Per non riconoscere il carattere tragico e lo spirito or di Sofocle or di Euripide ne’ riferiti tratti naturali, patetici e veri a segno che con ogni picciolo cambiamento si guasterebbero; per non commuoversi nel leggerli (or che sarebbe rappresentandosi!); per resistere in somma alle potenti perturbazioni che risvegliano, bisogna avere l’anima {p. 142}preoccupata o poco sensibile di Rapin e de la Sante, o l’ignoranza del Carlencas, o la stupidità de’ nostri scioli che affettano nausea per tutto ciò che non è Francese. Io non sono cieco ammiratore di questa buona tragedia di tal modo che non mi avvegga di varie cose che oggidì nuocerebbero alla rappresentazione. Non si vedrebbero, per esempio, volentieri nelle scene odierne i nunzj, le nutrici, l’indovino alla foggia antica. Siamo oramai avvezzi a una maniera di sceneggiare diversa da quella del Torrismondo.
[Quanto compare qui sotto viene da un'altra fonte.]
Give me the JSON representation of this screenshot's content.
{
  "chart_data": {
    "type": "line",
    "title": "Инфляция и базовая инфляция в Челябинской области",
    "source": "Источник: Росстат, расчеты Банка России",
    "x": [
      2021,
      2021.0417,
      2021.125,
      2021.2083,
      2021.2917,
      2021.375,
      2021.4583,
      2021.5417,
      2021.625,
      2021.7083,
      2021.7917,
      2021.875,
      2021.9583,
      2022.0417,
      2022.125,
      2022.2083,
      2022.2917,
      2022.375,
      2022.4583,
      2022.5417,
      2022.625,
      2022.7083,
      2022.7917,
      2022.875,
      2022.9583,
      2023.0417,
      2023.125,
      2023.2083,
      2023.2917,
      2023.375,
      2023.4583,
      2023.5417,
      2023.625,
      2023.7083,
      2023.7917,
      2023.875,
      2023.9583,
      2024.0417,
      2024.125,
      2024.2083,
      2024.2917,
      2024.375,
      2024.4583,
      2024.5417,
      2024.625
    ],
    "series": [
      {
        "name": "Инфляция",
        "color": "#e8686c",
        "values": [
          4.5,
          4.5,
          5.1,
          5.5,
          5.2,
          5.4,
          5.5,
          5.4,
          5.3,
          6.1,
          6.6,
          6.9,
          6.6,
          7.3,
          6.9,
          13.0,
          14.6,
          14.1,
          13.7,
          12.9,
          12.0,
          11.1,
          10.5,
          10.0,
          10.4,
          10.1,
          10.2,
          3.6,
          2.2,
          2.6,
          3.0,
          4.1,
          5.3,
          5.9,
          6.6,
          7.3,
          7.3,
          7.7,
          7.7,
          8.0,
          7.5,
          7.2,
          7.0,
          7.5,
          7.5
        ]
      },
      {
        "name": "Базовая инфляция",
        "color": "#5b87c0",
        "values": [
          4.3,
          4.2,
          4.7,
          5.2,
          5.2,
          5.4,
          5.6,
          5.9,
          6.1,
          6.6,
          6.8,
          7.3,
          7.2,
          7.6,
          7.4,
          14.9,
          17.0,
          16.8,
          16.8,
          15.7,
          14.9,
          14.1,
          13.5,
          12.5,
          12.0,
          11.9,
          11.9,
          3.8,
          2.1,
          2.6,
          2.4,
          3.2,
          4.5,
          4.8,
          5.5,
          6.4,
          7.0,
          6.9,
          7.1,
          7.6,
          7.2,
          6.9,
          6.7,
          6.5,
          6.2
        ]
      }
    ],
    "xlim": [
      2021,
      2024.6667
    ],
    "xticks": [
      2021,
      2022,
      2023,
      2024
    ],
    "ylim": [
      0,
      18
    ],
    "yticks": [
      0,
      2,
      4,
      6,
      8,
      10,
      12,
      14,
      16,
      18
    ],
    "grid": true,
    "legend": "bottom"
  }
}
C’increscerebbe ne’ fatti precedenti il bosco e l’antro delle ninfe incantatrici che servono di base al cambio di Rosmonda e d’Alvida. Si vorrebbe purgata la favola di qualche scena di poca importanza della nutrice, com’ è la seconda dell’atto I; della descrizione troppo lunga e troppo circostanziata della tempesta in bocca dell’angustiato Torrismondo; delle lungherie della scena terza del medesimo atto di Torrismondo col consigliere, in cui l’autore amplifica, esagera e replica in varj modi e sotto varie forme le medesime cose; del racconto della Regina Madre de’ piaceri amorosi per indurre la figliuola a maritarsi; della minuta numerazione che fa Torrismondo de’ giuochi da prepararsi per la venuta di Germondo; di quel cumolo di varj impossibili ammaslato dallo stesso Germondo nell’atto III, Dal freddo carro muover prima vedrem ecc. Si {p. 143}bramerebbe in oltre che in certi passi lo stile non s’indebolisse. Tali cose veramente non possono nuocere alle bellezze essenziali di questo componimento; perchè presso i veri intelligenti la modificazione delle maniere esteriori ed alquanti nei di poca conseguenza nulla pregiudicano alla sostanza ed al merito intrinseco che vi si scorge; ma vero è però che spogliato di tali frondi spiccherebbe meglio la vaghezza del frutto d’un ingegno in ogni incontro sublime97.

Questa tragedia non tardò molto ad essere conosciuta in Francia per la traduzione che ne fece Carlo Vion Parigino signor di Delibrai, che si stampò in Parigi nel 1626, e si ristampò nel 1640 e nel 1646. Allora i Cornelii non aveano ancora lette le commedie Spagnuole. E’ dunque (dicasi un’ altra volta con pace del Linguet) il Torrismondo una delle produzioni Italiane che diedero {p. 144}a’ Francesi le prime idee delle bellezze teatrali.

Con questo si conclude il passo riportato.